On ne va pas se mentir, sortir avec quelqu’un dont le métier consiste à être intime avec d’autres, c’est le boss final de la confiance en soi. C’est facile de jouer les mecs ou les meufs déconstruits lors des premiers rendez-vous, de prétendre que « le sexe n’est qu’une transaction » et que tu es au-dessus de tout ça. Mais quand la porte se referme et que tu sais que ton partenaire est en train de se faire démonter ou de donner du plaisir à un parfait inconnu, la réalité te frappe la gueule comme un retour de boomerang bien sec. La jalousie, c’est une émotion de merde, viscérale et primitive, qui s’en fout royalement de tes principes intellectuels. Si tu ne veux pas finir par fouiller dans son téléphone à 4 heures du matin ou par lui faire des scènes de ménage dignes d’une téléréalité bas de gamme, tu as intérêt à te forger un mental d’acier et à piger que l’insécurité est ton pire ennemi.
Séparer l’acte mécanique de la connexion émotionnelle
Le premier truc à s’enfoncer dans le crâne, c’est que pour ton partenaire, c’est du boulot, pas du plaisir. Quand on bosse dans des milieux où le corps est l’outil de travail, comme c’est le cas pour les escorts de luxe ou les performers, l’intimité est un service technique, pas une offrande sentimentale. Pour eux, c’est souvent aussi érotique qu’une séance de kiné ou un rendez-vous chez le dentiste. Ils sont dans le contrôle, dans la performance, dans la gestion du client, et pas du tout dans l’abandon émotionnel qu’ils partagent avec toi. Si tu commences à imaginer qu’il ou elle prend son pied plus qu’avec toi, tu as déjà perdu. Ta force, c’est justement d’être la personne qui a accès à la vérité, à la fatigue, à la vulnérabilité et à tout ce qui ne se vend pas. L’intimité tarifée est une coquille vide ; ce que vous avez à la maison, c’est le moteur. Arrête de comparer un show de Broadway avec une discussion au coin du feu, ça n’a aucun sens.
Établir des protocoles de communication pour éviter de gamberger
L’insécurité se nourrit du silence et du flou. Si tu restes dans ton coin à imaginer les pires scénarios, ton cerveau va inventer des trucs bien plus glauques que la réalité. Vous devez mettre en place des règles de communication qui sont gravées dans le marbre.

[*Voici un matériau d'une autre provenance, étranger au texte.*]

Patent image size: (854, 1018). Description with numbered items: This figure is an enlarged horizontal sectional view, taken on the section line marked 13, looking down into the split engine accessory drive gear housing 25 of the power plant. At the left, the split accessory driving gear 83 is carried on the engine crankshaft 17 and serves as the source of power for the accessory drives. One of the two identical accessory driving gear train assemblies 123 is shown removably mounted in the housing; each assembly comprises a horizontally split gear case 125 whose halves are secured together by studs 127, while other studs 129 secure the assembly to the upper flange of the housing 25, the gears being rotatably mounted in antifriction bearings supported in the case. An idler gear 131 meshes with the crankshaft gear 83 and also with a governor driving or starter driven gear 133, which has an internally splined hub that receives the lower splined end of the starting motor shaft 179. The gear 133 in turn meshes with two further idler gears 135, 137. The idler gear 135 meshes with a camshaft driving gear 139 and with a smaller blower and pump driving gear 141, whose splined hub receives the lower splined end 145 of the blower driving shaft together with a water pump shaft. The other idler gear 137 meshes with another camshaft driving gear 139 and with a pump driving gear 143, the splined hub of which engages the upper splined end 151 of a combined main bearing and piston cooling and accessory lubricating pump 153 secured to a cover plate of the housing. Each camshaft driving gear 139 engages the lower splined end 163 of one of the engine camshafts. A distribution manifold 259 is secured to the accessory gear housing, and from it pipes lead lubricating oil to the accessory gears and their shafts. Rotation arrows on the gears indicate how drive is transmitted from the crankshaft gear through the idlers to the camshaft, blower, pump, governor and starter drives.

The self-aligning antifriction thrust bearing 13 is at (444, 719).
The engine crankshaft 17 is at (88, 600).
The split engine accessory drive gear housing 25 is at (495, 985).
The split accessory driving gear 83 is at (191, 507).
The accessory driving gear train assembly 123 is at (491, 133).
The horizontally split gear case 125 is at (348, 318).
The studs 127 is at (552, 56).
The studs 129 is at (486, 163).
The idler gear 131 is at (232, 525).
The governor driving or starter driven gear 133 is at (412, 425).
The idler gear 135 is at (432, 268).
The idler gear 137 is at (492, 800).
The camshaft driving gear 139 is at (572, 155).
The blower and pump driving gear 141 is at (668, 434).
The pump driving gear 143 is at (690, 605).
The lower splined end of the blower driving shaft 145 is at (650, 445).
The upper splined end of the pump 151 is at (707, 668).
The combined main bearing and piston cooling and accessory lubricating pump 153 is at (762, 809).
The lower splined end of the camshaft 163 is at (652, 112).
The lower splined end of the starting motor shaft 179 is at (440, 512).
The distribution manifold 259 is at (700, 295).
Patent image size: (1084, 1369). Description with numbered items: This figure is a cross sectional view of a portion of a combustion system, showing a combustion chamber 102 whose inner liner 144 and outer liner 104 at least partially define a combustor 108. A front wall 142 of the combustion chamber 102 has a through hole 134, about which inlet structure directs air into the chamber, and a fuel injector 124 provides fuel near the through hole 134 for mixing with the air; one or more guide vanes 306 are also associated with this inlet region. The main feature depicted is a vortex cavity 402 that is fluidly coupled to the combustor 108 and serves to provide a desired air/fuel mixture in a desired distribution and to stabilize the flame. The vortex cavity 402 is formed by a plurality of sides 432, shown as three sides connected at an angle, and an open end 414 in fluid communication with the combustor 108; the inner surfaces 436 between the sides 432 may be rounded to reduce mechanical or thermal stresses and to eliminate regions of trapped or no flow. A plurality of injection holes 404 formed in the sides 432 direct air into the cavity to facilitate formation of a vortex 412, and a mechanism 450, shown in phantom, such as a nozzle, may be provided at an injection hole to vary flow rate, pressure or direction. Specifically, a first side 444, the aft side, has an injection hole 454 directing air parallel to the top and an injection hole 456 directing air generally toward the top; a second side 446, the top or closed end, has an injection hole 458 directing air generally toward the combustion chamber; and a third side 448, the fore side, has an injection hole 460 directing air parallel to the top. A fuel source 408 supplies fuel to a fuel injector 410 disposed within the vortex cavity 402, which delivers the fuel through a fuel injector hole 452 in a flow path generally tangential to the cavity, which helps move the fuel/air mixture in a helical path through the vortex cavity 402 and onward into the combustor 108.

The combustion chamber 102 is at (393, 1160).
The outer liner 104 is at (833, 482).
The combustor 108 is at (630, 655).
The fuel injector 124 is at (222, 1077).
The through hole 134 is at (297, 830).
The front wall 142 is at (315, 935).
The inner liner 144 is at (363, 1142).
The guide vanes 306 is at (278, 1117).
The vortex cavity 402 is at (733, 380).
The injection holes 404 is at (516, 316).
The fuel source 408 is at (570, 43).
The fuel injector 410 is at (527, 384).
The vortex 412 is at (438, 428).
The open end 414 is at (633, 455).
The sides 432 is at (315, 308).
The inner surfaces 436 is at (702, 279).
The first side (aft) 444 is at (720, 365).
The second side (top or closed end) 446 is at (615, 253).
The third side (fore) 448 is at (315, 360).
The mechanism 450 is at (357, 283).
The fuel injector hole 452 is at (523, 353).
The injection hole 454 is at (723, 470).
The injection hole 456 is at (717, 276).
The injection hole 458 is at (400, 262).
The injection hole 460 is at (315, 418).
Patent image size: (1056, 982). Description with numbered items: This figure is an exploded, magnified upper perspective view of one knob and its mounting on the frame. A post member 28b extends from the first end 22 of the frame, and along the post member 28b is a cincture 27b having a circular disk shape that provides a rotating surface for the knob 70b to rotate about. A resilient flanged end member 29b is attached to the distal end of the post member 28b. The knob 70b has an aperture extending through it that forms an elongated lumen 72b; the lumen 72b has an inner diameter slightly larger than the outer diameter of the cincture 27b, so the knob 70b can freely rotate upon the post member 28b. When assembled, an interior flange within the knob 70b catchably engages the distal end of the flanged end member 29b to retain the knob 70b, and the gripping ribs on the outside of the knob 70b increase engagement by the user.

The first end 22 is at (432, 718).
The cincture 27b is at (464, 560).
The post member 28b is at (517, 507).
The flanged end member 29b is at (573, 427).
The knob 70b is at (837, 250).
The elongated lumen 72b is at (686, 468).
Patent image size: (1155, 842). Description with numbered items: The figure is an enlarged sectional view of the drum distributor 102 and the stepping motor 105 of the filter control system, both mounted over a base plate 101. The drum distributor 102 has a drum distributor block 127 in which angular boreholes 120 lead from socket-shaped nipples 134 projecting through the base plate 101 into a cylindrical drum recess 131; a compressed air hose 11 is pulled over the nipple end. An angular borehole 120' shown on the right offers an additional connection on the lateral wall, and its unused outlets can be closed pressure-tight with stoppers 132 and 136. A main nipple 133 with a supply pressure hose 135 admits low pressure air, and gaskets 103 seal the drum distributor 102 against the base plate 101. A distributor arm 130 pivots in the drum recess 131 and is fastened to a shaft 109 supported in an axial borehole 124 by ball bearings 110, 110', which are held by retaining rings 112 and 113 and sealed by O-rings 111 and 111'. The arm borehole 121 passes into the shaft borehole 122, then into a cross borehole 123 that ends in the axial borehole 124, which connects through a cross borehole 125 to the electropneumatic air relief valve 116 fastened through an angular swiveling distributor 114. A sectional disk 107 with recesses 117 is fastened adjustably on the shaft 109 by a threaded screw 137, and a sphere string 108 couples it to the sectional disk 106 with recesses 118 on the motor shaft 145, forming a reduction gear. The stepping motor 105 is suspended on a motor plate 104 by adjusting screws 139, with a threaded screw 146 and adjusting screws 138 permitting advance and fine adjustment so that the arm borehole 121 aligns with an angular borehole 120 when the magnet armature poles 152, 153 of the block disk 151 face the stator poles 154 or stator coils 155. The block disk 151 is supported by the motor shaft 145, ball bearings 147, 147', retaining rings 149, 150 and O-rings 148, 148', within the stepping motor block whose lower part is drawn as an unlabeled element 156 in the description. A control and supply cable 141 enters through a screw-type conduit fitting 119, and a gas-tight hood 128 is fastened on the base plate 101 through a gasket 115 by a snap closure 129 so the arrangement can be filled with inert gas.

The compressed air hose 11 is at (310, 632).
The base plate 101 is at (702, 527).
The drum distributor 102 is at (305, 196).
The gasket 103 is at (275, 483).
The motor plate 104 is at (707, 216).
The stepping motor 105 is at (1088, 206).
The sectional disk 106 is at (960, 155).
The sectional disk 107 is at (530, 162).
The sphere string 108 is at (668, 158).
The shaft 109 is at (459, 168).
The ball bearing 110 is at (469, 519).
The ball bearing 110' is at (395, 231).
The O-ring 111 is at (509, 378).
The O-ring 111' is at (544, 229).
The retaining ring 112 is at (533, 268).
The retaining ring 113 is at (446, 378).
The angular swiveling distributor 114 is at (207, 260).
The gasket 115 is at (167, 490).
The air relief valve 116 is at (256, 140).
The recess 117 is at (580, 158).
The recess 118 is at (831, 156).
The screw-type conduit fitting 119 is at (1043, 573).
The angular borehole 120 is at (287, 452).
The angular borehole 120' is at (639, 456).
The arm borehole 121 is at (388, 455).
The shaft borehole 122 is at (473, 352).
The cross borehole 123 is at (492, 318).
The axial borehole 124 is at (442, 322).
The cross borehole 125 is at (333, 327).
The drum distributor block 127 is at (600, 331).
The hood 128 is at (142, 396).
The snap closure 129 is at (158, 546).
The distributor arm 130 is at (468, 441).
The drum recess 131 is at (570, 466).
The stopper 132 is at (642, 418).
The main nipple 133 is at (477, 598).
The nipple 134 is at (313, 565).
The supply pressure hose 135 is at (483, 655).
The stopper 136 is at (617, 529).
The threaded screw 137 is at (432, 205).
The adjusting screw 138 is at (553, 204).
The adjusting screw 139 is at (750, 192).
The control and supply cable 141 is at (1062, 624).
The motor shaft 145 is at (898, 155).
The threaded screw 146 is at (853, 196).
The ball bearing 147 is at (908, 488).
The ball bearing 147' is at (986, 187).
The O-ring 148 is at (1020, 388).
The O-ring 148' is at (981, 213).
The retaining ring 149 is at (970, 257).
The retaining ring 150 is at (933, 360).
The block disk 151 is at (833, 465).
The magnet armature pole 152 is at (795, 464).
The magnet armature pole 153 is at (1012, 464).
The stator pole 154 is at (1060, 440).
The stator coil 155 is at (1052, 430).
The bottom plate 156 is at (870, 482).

Est-ce que tu veux savoir quand le rendez-vous commence et se termine ? Est-ce que tu préfères un silence total jusqu’au retour à la maison ? Il n’y a pas de mauvaise réponse, il n’y a que ce qui t’empêche de péter un câble. Le moment du « sas de décompression » est crucial : quand ton partenaire rentre, il faut un rituel pour marquer le retour à la vie réelle. Une douche, un changement de fringues, un moment de calme pour évacuer l’énergie du taf. C’est là que tu dois te réapproprier l’espace. Si tu te sens délaissé, dis-le sans être un tyran. La communication, ce n’est pas chialer toutes les cinq minutes, c’est être capable de dire « là, je me sens comme une merde, j’ai besoin que tu me rassures » sans que ça devienne un interrogatoire de la Gestapo.

Transformer l’insécurité en une source de puissance pour le couple
Au final, si tu arrives à dépasser ce stade de jalousie primaire, tu vas découvrir que ta relation est bien plus solide que celle du voisin qui flippe dès que sa femme sourit au facteur. Accepter que ton partenaire soit intime avec d’autres pour le fric, c’est faire preuve d’une maturité émotionnelle supérieure. Ça vous force à discuter de trucs que les couples « normaux » évitent pendant vingt ans : les limites, les fantasmes, la sécurité sexuelle et la définition même de la fidélité. Ta confiance ne doit pas reposer sur l’exclusivité de ses organes génitaux, mais sur la solidité de son engagement envers toi. C’est un exercice de haute voltige qui demande de bosser sur ton propre amour-propre. Si tu te sens menacé par un client, c’est que tu ne réalises pas ta propre valeur. Deviens la personne vers qui ton partenaire a hâte de revenir pour oublier tout le cirque professionnel. Si tu es capable de gérer ça avec classe et sans névrose, vous serez quasiment indestructibles.